His father laughed. "Yes, like all kids, he hates the thought of letting anyone get ahead of him. That's particularly true of younger brothers. They feel, within themselves, that they are just as good or better than the older members of the family, and sometimes can't help showing it."
Jak grinned. "I'll bust him one yet, some day, though, if he doesn't watch out."

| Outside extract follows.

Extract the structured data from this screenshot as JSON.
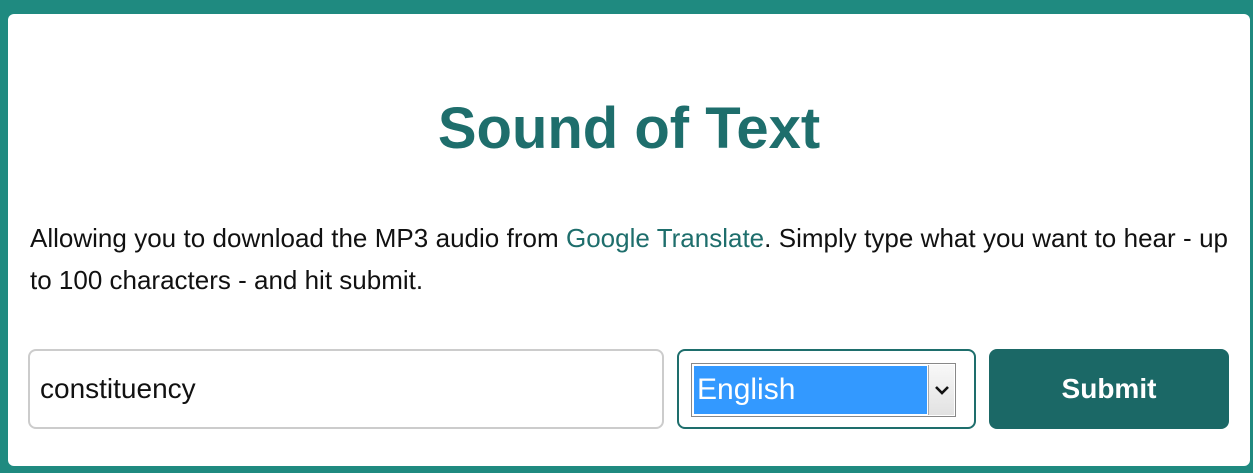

But he knew, and so did his father, that he never would. For both knew the real love that existed between the two brothers. Jak realized that his swiftly growing brother—now several inches taller and many pounds heavier than he—had a terrific mind. So, as now, he generally respected Jon's ideas, and shrugged away any momentary angers when Jon was particularly "bossy."
Jak followed as Jon walked slowly along the side of the ship, giving it a careful survey, especially toward the bottom, to see if anything on the lower surfaces appeared wrong.
"I'll climb up and give the top a going-over tomorrow," Jon said as they went ahead.
The Star Rover was really a space-yacht. It was seventy-two feet long, and about eighteen feet in diameter at its thickest part, which was about a third of the way back from the bow. The front of the ship was bluntly rounded, and contained the control room with its thick, quartzite window-ports, and just outside that room the four bow-retarding tubes, which Jon also carefully examined when the boys reached them.
Just aft of the control room were the living quarters. These consisted of the large, comfortable living room, and two small but compact bunkrooms, the bath-toilet, the kitchen and many ingeniously designed closet and drawer spaces for stowing personal belongings, clothing and supplies.
Beyond these were the storerooms for food, tools and other supplies and equipment. The stern two-fifths of the ship was devoted to the storage of fuel and the various machines that drove the space-yacht and kept it a self-contained world while in space.
Here were the refrigerators and heaters, the air- and water-purifiers, the generators of electricity for light and cooking and for their auxiliary motors, such as the ones controlling the airlock doors and pumps. In the lower part of the hull, under their living and control rooms and storerooms, were hydroponic tanks which not only grew vegetables and greens for their table, but which furnished oxygen to replace that unavoidably lost when the locks were opened.